Canada has taken extensive steps in the wake of Russian interference in the 2016 presidential election to fight foreign meddling and will find out soon if its efforts will pay off when the country's next national campaign kicks off.
"The way the Canadians have responded to the problem of technology and democracy is much more impressive than what we've seen in Washington," Ben Scott, a former Hillary Clinton official who is now based in Toronto and tracks disinformation campaigns, told Politico. "Pound for pound, Canada is way ahead of the U.S. in terms of policy development on these issues."
Canada's plan centers on its Critical Election Incident Public Protocol, which outlines steps aimed at notifying political parties and the public about foreign interference.
The project includes a five-person team of non-partisan bureaucrats and is responsible for sounding the alarm on meddling, including foreign cyberattacks on political groups and online disinformation campaigns.

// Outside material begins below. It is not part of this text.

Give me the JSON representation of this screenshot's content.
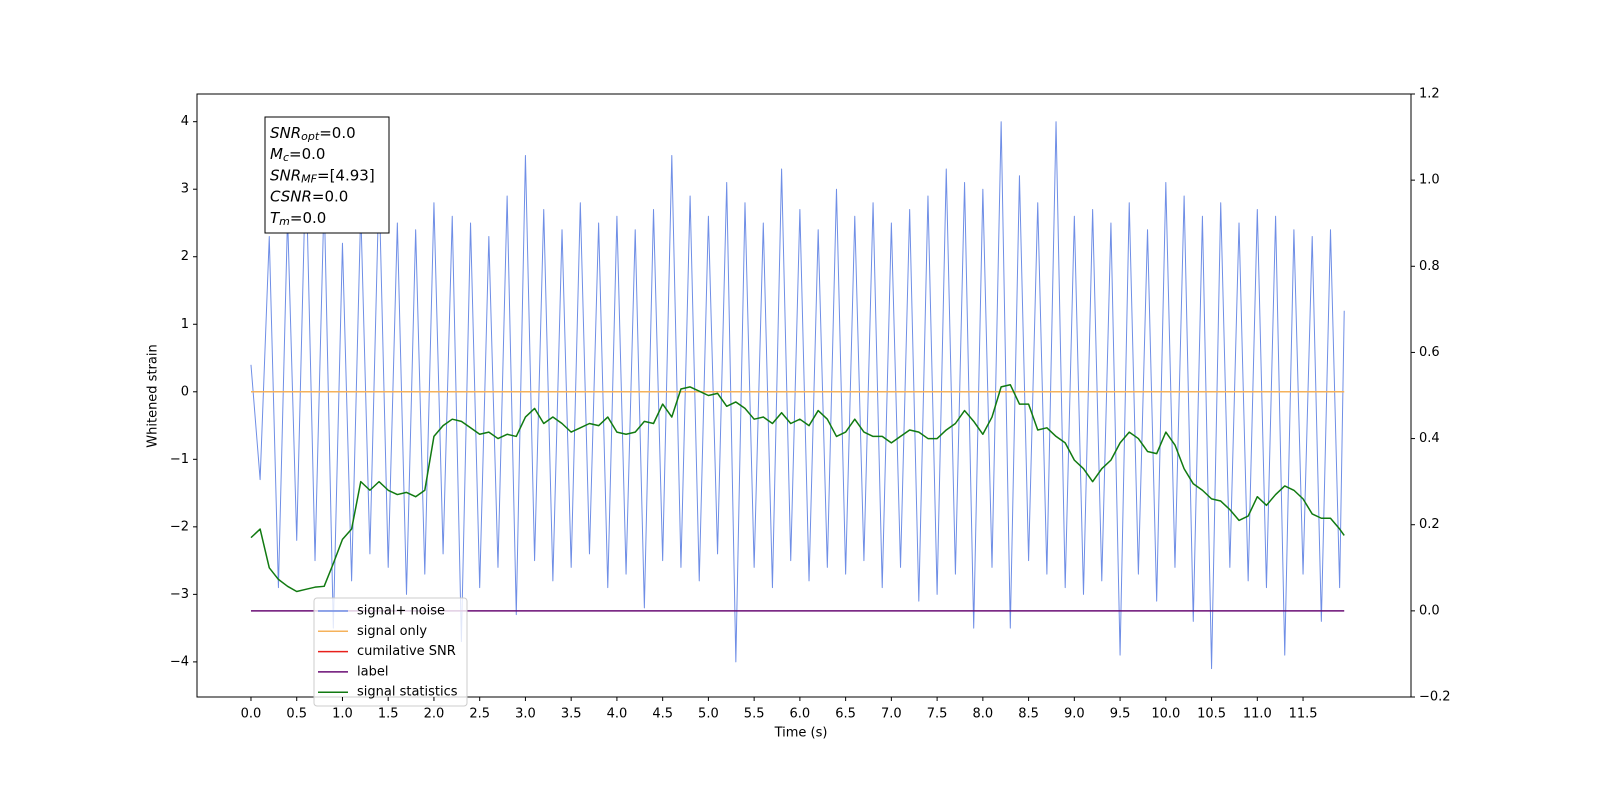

Prime Minister Justin Trudeau's administration last year passed transparency rules for online political ads and ordered intelligence services to disclose foreign threats publicly. The country has also housed a G-7 project that shared intelligence between allies about foreign disinformation and has created a non-partisan group that warns the public and political parties about interference.
Trudeau is in a tight race with Conservative Party leader Andrew Scheer for the prime minister spot, which is determined by whichever party wins the most seats in Canada's 338-member Parliament race in the Oct. 21 election.
Officials, however, are skeptical that the country can keep out foreign interference. Trudeau's critics say his government is focused on Russia, while Canadian groups with U.S. funding backed his own 2015 campaign.